Department of Correction Director Ray Hobbs said the the various units of the department held 12,432 males and 1,035 females Monday, 538 more than capacity. Another 1,179 people, including 35 women, were being held in county jails throughout the state awaiting prison beds.
Hobbs said that number is “the largest backup we’ve had in the last 14 months.”
Asked if part of that backup was the result of new legislation requiring people accused of violating parole to be held in jail pending a hearing, Hobbs said he didn’t know, but Sheila Sharp, director of the Department of Community Corrections, said it was not.

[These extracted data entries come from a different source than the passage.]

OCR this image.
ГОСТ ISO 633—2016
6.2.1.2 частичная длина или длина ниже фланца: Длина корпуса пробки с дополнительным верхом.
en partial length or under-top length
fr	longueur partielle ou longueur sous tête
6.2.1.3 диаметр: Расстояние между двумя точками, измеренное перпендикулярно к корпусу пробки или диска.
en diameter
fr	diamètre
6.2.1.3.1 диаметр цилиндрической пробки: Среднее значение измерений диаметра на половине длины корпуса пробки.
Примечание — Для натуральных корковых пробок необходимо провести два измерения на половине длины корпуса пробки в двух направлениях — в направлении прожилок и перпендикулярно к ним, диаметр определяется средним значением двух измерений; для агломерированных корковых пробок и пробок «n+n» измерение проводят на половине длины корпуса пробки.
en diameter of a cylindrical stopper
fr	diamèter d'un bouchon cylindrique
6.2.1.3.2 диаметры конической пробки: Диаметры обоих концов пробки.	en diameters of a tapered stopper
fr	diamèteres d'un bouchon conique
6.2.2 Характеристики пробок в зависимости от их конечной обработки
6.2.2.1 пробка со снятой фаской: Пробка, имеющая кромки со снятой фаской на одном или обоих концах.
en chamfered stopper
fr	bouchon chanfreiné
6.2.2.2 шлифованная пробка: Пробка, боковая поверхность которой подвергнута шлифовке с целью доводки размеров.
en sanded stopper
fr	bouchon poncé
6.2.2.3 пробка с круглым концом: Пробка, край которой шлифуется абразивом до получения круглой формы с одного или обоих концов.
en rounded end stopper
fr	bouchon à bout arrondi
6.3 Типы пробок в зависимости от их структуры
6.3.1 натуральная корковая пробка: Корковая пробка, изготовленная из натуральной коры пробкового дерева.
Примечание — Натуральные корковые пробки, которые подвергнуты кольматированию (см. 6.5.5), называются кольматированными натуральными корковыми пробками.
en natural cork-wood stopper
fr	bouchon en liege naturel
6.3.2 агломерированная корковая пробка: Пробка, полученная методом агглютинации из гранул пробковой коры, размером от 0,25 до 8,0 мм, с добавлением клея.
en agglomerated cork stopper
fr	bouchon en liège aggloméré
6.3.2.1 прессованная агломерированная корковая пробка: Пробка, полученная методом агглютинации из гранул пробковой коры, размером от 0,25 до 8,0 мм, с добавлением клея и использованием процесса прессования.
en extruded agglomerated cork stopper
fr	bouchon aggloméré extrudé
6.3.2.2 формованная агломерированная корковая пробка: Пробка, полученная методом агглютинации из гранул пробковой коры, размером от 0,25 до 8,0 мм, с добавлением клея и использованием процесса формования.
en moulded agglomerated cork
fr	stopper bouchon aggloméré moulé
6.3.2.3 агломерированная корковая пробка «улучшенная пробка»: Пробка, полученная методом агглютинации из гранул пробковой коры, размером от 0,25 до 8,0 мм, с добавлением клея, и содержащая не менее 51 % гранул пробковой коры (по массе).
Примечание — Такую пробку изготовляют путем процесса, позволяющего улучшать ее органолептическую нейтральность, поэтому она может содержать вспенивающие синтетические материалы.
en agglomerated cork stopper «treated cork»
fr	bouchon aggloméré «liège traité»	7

Sharp said 484 people statewide are waiting on revocation hearings.
Hobbs said there are 100 beds at the North Central Unit at Calico Rock, another 100 beds at the McPherson Unit for women, and 88 beds at Malvern that are ready to be opened, but the department doesn’t have the funds in its budget to open them.

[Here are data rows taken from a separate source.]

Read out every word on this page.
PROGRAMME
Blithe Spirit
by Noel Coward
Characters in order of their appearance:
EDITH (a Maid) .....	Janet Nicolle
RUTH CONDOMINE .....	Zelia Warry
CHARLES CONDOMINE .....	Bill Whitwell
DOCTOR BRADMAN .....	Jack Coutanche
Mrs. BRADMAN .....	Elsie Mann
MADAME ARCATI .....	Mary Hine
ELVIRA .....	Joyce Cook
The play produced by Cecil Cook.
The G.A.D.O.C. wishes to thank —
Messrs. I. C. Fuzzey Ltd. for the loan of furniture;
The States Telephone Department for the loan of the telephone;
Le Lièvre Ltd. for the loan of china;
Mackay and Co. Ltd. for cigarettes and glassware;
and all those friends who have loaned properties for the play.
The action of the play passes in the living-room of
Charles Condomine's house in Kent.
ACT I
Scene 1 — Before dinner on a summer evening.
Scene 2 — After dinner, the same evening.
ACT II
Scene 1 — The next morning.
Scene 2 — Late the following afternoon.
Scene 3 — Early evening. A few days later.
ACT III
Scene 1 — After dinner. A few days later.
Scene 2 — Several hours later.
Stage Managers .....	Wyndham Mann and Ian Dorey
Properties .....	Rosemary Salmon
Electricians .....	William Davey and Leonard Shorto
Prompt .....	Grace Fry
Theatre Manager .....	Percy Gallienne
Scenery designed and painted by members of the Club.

Another 100 beds at the North Central Unit and 88 at the Springdale Work Release Center are under construction and expected to be ready early next year.
To open the 200 beds at the North Central Unit that are ready or will be ready early next year would cost $2.65 million, and another $1.8 million would be needed for the beds at the McPherson Unit, which Hobbs said will be special needs beds, for females who need high security or have mental health issues.

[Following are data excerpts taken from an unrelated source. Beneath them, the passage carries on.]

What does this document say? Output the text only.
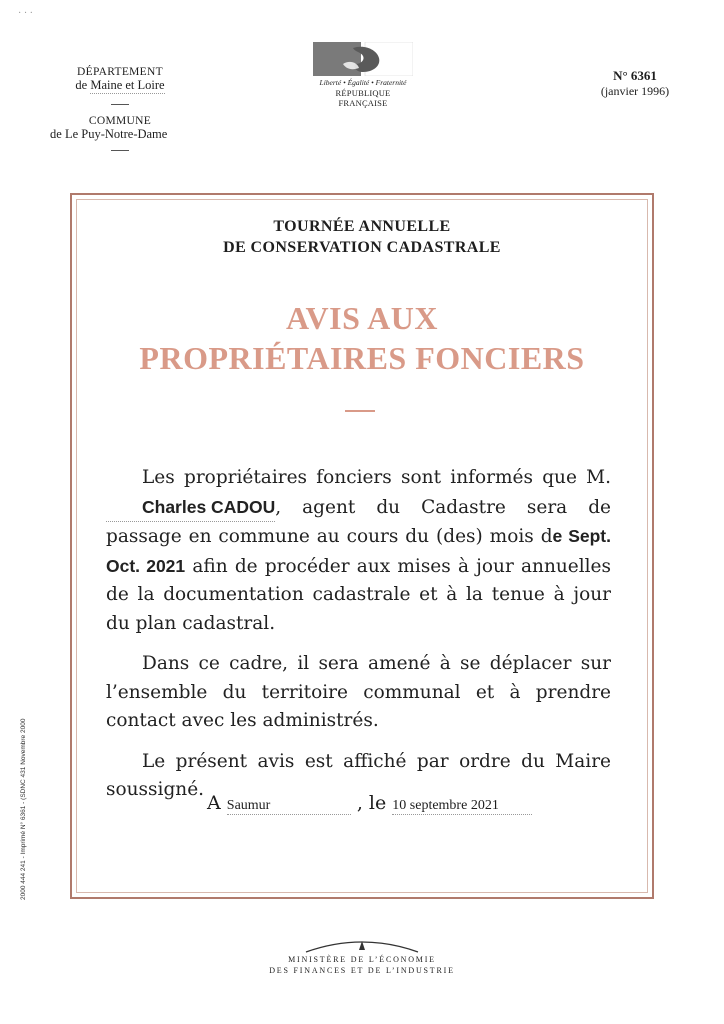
· · ·
DÉPARTEMENT
de Maine et Loire
COMMUNE
de Le Puy-Notre-Dame
Liberté • Égalité • Fraternité
RÉPUBLIQUE FRANÇAISE
N° 6361
(janvier 1996)
TOURNÉE ANNUELLE
DE CONSERVATION CADASTRALE
AVIS AUX
PROPRIÉTAIRES FONCIERS

Les propriétaires fonciers sont informés que M. Charles CADOU, agent du Cadastre sera de passage en commune au cours du (des) mois de Sept. Oct. 2021 afin de procéder aux mises à jour annuelles de la documentation cadastrale et à la tenue à jour du plan cadastral.

Dans ce cadre, il sera amené à se déplacer sur l’ensemble du territoire communal et à prendre contact avec les administrés.

Le présent avis est affiché par ordre du Maire soussigné.

A Saumur	, le 10 septembre 2021
2000 444 241 - Imprimé N° 6361 - (SDNC 431 Novembre 2000
MINISTÈRE DE L’ÉCONOMIE
DES FINANCES ET DE L’INDUSTRIE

Hobbs said that when the Diagnostic Unit was closed, it had a capacity of 432 beds. With planned renovations, that figure would increase to 600. The unit would be used primarily for pre-release and re-entry inmates, and possibly also could house DCC prisoners waiting on hearings.
He said the corrections board will discuss the reopening when it meets next month, and he will recommend that it be approved.
Hobbs said the re-opening would take place in phases, with each of three planned phases costing about $4 million, and that funding is presently available through the prison construction fund to complete the first phase, with the other two phases following when funds are available.
State Sen. Stephanie Flowers (D-Pine Bluff) who chaired the meeting, asked where that money came from, and Sharp said said each time a person buys a license plate in Arkansas, a portion of that fee is put into a bond fund for prison construction. Sharp said that fund has reached more than $4 million.
The additional beds at the Malvern Unit will also be for special-needs inmates and to open those beds would cost $2.1 million, Hobbs said.
Asked if that much of the inmate population needed to be categorized as “special needs,” Hobbs said “yes,” and when questioned by Flowers about what would happen if the department didn’t meet mental health and other standards, Hobbs said “inmates sue all the time. If they don’t get the proper treatment, we would have to go to court and defend the department.
“We’re receiving more violent, younger inmates and 80 percent of them have mental health or medical issues,” Hobbs said.